Tiflis’te parlamentonun önünde binlerce kişinin toplandığı büyük çaplı gösteriler başladı. Protestolar, polisin biber gazı ve tazyikli su kullanarak müdahale etmesiyle şiddetlendi. Göstericiler ise taş ve havai fişeklerle karşılık verdi. Bazı göstericiler parlamentonun bir bölümünü ateşe verdi.
6. Protestocuların talepleri neler?
Protestocular, hükümetin istifasını, AB müzakerelerinin dondurulması kararının iptal edilmesini ve Avrupa ile entegrasyona yönelik adımların hızlandırılmasını talep ediyor. Ayrıca erken seçim çağrısında bulunarak iktidar partisinin seçim zaferini meşru saymıyorlar.
7. Cumhurbaşkanı Salome Zurabişvili’nin rolü nedir?
Görev süresi 16 Aralık’ta sona erecek olan Cumhurbaşkanı Zurabişvili, protestoculara açık destek verdi. Zurabişvili, parlamentoyu gayrimeşru ilan ederek istifa etmeyi reddetti.
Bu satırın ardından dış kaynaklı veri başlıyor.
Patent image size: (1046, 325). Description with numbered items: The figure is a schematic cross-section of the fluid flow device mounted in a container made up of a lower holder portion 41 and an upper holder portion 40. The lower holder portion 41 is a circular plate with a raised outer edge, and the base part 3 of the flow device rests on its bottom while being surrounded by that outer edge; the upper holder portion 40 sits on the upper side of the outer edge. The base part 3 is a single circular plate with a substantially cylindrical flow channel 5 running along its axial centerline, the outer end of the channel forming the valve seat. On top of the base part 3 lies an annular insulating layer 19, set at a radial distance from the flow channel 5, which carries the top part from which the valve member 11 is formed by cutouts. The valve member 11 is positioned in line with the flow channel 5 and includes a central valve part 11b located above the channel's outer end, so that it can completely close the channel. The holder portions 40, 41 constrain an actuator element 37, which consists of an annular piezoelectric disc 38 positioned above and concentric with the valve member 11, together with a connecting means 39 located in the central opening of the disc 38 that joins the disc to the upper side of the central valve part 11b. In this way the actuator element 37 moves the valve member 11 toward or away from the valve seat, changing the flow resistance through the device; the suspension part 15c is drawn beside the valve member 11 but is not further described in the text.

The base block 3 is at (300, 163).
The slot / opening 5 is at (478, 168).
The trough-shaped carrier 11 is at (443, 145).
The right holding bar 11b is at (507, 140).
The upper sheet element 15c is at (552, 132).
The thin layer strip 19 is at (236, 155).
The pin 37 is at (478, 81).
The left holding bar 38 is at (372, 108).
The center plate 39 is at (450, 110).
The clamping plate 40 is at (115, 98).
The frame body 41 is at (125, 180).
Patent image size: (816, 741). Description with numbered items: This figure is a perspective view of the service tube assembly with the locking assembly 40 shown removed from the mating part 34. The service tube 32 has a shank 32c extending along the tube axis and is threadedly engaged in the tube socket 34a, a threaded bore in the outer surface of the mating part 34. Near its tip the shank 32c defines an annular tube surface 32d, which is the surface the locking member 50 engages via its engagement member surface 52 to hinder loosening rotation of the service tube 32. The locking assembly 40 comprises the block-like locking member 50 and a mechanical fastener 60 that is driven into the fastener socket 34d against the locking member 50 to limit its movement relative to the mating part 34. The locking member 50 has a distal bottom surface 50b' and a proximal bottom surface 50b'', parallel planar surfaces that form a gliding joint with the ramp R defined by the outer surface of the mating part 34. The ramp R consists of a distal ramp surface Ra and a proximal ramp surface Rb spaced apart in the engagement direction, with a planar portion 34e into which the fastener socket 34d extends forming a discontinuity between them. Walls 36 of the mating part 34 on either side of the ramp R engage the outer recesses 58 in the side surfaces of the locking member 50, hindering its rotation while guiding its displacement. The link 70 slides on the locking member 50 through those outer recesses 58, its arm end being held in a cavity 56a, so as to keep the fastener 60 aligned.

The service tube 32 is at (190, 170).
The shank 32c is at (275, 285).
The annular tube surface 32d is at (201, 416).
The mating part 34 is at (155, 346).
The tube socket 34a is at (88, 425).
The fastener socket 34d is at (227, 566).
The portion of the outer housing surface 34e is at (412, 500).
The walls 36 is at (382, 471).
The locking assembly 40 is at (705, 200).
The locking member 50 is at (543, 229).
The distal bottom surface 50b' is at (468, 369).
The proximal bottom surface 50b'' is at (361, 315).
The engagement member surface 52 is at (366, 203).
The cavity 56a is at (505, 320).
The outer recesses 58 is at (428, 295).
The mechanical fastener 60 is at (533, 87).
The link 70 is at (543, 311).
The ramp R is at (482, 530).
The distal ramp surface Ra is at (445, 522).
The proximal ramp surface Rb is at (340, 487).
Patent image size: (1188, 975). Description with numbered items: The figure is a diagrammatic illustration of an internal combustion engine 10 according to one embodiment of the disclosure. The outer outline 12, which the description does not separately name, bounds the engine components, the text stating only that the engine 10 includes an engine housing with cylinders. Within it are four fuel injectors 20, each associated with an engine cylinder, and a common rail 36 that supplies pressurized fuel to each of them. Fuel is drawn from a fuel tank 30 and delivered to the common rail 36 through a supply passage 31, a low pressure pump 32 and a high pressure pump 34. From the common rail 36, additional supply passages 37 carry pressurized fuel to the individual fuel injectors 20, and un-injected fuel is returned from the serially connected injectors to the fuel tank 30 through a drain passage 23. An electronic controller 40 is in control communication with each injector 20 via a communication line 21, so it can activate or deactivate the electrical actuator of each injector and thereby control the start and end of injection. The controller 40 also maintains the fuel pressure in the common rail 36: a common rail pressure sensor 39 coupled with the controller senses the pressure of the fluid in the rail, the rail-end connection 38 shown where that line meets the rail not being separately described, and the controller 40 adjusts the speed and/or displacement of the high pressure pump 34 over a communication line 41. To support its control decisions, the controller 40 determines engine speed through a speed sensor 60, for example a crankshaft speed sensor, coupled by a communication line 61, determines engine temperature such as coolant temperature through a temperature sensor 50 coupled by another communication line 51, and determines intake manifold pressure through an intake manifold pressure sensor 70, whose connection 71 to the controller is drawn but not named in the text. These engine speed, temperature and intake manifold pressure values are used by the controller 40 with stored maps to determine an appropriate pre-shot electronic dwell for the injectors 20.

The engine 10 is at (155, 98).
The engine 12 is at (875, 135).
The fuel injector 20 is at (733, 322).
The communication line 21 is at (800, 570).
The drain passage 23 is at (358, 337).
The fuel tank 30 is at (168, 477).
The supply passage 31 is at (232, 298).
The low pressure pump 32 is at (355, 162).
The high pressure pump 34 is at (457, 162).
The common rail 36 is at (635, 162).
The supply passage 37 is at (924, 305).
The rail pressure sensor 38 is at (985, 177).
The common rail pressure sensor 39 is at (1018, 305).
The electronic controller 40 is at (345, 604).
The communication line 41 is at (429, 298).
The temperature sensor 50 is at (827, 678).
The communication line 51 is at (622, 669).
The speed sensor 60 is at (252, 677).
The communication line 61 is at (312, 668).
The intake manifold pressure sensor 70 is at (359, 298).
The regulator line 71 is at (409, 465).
Cumhurbaşkanı, *Gürcü Rüyası* partisini ülkenin anayasal AB entegrasyon taahhüdünü ihlal etmekle suçladı.
8. Uluslararası toplum nasıl tepki verdi?
ABD ve AB, Gürcistan’daki siyasi duruma ilişkin endişelerini dile getirdi. Washington, hükümeti protestoculara karşı aşırı güç kullanmakla eleştirirken, AB, demokratik reformların önemini vurguladı. Rusya ise görece sessiz kalırken, analistler bu istikrarsızlıktan fayda sağladığını düşünüyor.
9. Bu kriz, Gürcistan’ın önceki siyasi çalkantılarıyla nasıl karşılaştırılabilir?
Gürcistan, 2003’teki Gül Devrimi ve 2007’deki seçim hilelerine karşı protestolar gibi birçok siyasi kargaşa yaşadı. Ancak bu kriz, AB entegrasyonu ve ülke içindeki Batı yanlısı ve Rusya yanlısı güçler arasındaki açık çatışma açısından farklı bir yerde duruyor.
10. Bu krizin olası sonuçları neler?
Kriz, hükümetin bazı talepleri karşılaması ya da tam bir siyasi değişimle sonuçlanabilir. Protestolar devam ederse, *Gürcü Rüyası* erken seçim çağrısı yapmak zorunda kalabilir. Ancak uzun süren bir çıkmaz, Gürcistan’ın Avrupa ile bağlarını daha da zayıflatabilir ve ülkedeki kutuplaşmayı derinleştirebilir.